A song came on; it sounded oddly familiar, the sensibility to the screams. “Who is this?”
“Modest Mouse.”
“What the fuck happened to them?” I remember thinking. It was poppy, slick, overly produced. I hadn’t been listening to the radio, didn’t pay attention to much outside my little DIY bubble. I’d forgotten all about Modest Mouse. My friends had moved out of the 58th St house; North Oakland had gentrified. Ben had broken a heart and left town. Sav had gone up north, lost in doom metal and an abusive relationship. Jon had disappeared. I’d imported “The Lonesome Crowded West” into my iTunes, sold the CD and promptly forgotten about it.
“Are they, like, big?” I asked the dude.
He gave me a look. “You haven’t heard of them?” he asked.

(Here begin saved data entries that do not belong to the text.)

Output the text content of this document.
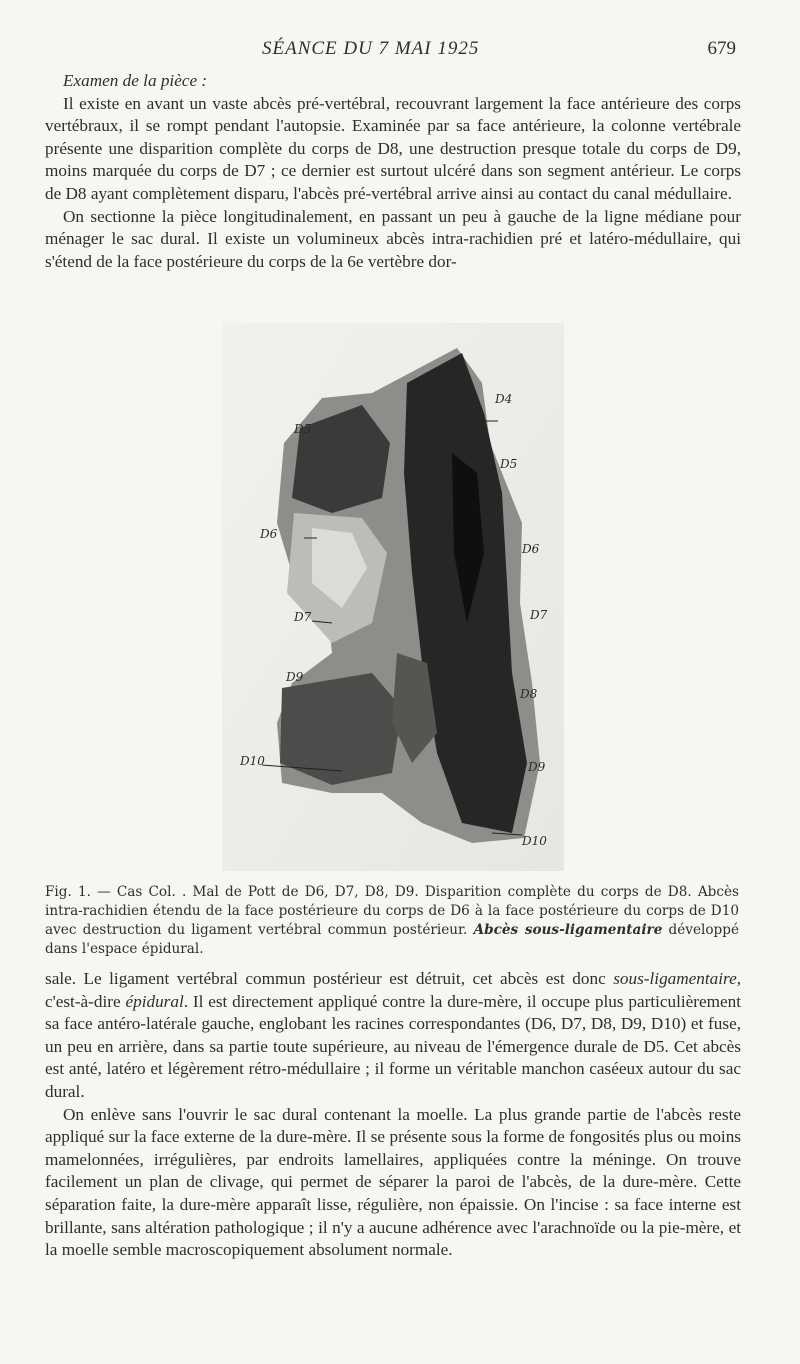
SÉANCE DU 7 MAI 1925	679

Examen de la pièce :

Il existe en avant un vaste abcès pré-vertébral, recouvrant largement la face antérieure des corps vertébraux, il se rompt pendant l'autopsie. Examinée par sa face antérieure, la colonne vertébrale présente une disparition complète du corps de D8, une destruction presque totale du corps de D9, moins marquée du corps de D7 ; ce dernier est surtout ulcéré dans son segment antérieur. Le corps de D8 ayant complètement disparu, l'abcès pré-vertébral arrive ainsi au contact du canal médullaire.

On sectionne la pièce longitudinalement, en passant un peu à gauche de la ligne médiane pour ménager le sac dural. Il existe un volumineux abcès intra-rachidien pré et latéro-médullaire, qui s'étend de la face postérieure du corps de la 6e vertèbre dor-

D4
D5
D5
D6
D6
D7	D7
D8
D9
D9
D10
D10
Fig. 1. — Cas Col. . Mal de Pott de D6, D7, D8, D9. Disparition complète du corps de D8. Abcès intra-rachidien étendu de la face postérieure du corps de D6 à la face postérieure du corps de D10 avec destruction du ligament vertébral commun postérieur. Abcès sous-ligamentaire développé dans l'espace épidural.

sale. Le ligament vertébral commun postérieur est détruit, cet abcès est donc sous-ligamentaire, c'est-à-dire épidural. Il est directement appliqué contre la dure-mère, il occupe plus particulièrement sa face antéro-latérale gauche, englobant les racines correspondantes (D6, D7, D8, D9, D10) et fuse, un peu en arrière, dans sa partie toute supérieure, au niveau de l'émergence durale de D5. Cet abcès est anté, latéro et légèrement rétro-médullaire ; il forme un véritable manchon caséeux autour du sac dural.

On enlève sans l'ouvrir le sac dural contenant la moelle. La plus grande partie de l'abcès reste appliqué sur la face externe de la dure-mère. Il se présente sous la forme de fongosités plus ou moins mamelonnées, irrégulières, par endroits lamellaires, appliquées contre la méninge. On trouve facilement un plan de clivage, qui permet de séparer la paroi de l'abcès, de la dure-mère. Cette séparation faite, la dure-mère apparaît lisse, régulière, non épaissie. On l'incise : sa face interne est brillante, sans altération pathologique ; il n'y a aucune adhérence avec l'arachnoïde ou la pie-mère, et la moelle semble macroscopiquement absolument normale.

I shook my head. “Not like this, I haven’t.”
*
It’s not all bad—Ben and Sav moved back. Ben got married, had a baby. Sav got clean, still plays in bands. Sophie became a preschool teacher; she moved to Costa Rica a few months before I moved to Cambodia. I think one of the kittens survived; Meiko adopted it and it might still be alive.The malls are soon to be ghost towns / Well, so long, farewell, goodbye
Jon never showed back up.
*
I end watching the whole damn thing, all 45 minutes. The heat of the laptop has made me sweat and the lychee stick on my fingers has dried. Miniscule ants scurry around the keyboard, disappear behind the glowing keys.
I click on my iTunes, bring up Modest Mouse. Yup, still there. I go to click on the album, then stop.
All the people you knew were the actors
I’m alone. I’m alone in a cheap hotel room, a long time away, on the other side of the planet. What’s the use?
I get up and brush my teeth instead.